È altresì importante sottolineare che la quasi totalità di questi interventi potrebbero essere avviati senza oneri aggiuntivi per la finanza pubblica, essendo gli stessi a carico dei gestori privati di strade, autostrade ed aeroporti. Solo le opere a carico della rete ferroviaria richiederebbero, forse, una verifica della copertura finanziaria, anche se, i fondi necessari dovrebbero essere stati obbligatoriamente spesi od accantonati dalla stessa RFI sin dal 1995 in ragione di almeno il 7% delle risorse annualmente stanziate per la manutenzione e per il potenziamento delle tratte, come ampiamente dettagliato a partire dal 2004, anno di approvazione del piano di risanamento acustico di RFI da parte della Conferenza Unificata Stato Regioni.
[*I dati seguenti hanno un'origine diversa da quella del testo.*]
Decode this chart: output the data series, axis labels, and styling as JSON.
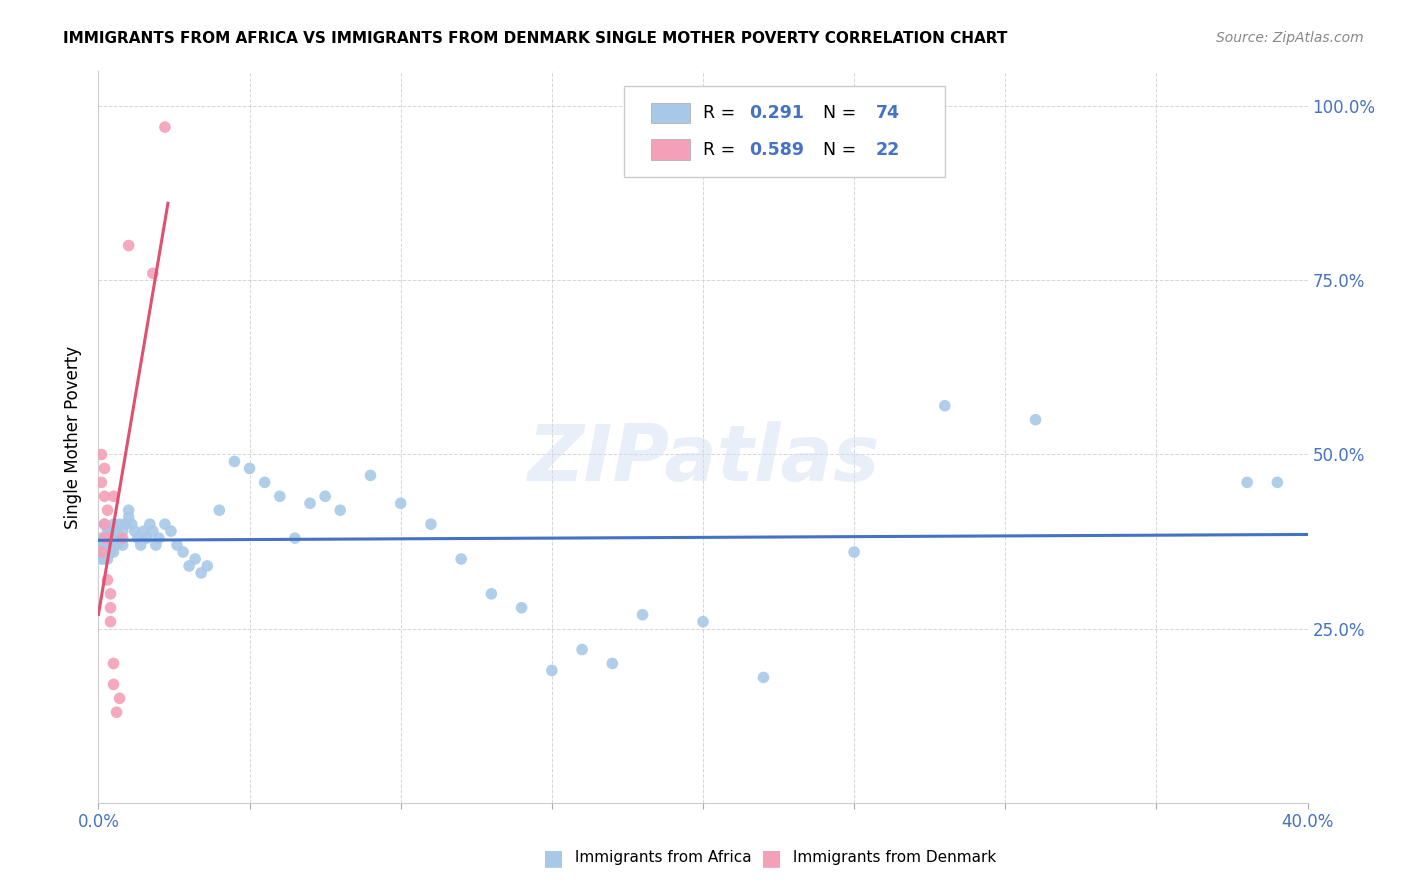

In passato l’Italia è stata sicuramente all’avanguardia nella lotta all’inquinamento acustico, tanto che la legge quadro 447 del 1995 può essere a tutti gli effetti considerata il riferimento legislativo base, cui si è ispirata la direttiva europea 2002/49/UE sul rumore ambientale.

Purtroppo negli ultimi anni, praticamente dal 2007 ad oggi, l’attenzione politica e sociale su tale argomento si è andata affievolendo, determinando, come per RFI, ANAS e Gestori Aeroportuali, la pressoché totale stasi di azioni di bonifica e prevenzione o, come nel caso dei Gestori Autostradali, delegando agli stessi ogni genere di attività.

Citiamo due soli esempi che danno la percezione di come ormai, sia le Istituzioni preposte alle attività legislative e di controllo, che le Autorità Pubbliche e gli Enti Locali che più dovrebbero essere vicini ai bisogni dei cittadini in realtà trascurino questo importantissimo tema:
Il Ministero dell’Ambiente e della Tutela del Territorio e del Mare, alla cui guida dal 2004 si sono succeduti diversi Ministri, non ha mai ritenuto opportuno emanare un decreto di Approvazione del Piano di Risanamento Acustico della Rete Ferroviaria Italiana, offrendo al Gestore una formidabile argomentazione per … non far nulla.

Altro esempio: la quasi totalità dei Comuni con più di 100.000 abitanti, in totale spregio delle obbligazioni derivanti dal Decreto Legislativo 194 per l’attuazione della Direttiva Europea 2002/49, non hanno svolto le obbligatorie attività di mappatura acustica, la predisposizione dei piani di azione né tantomeno una minima, doverosa informazione al pubblico, di conseguenza la Commissione Europea, già nel 2013 ha avviato sul tema procedura di infrazione contro l’Italia.

Ritengo che l’impegno profuso in questi anni da eccellenti professionisti, nell’esclusivo interesse pubblico, quello cioè di migliorare la qualità della nostra vita e delle future generazioni, non debba andare disperso. Dovremmo cercare di evidenziare eventuali errori compiuti nel passato e magari, nel prossimo, immediato futuro, provare a costruire una piattaforma strategica, operativa da cui ripartire per cercare di creare le condizioni di un reale rilancio di una politica ambientale di lotta all’inquinamento acustico.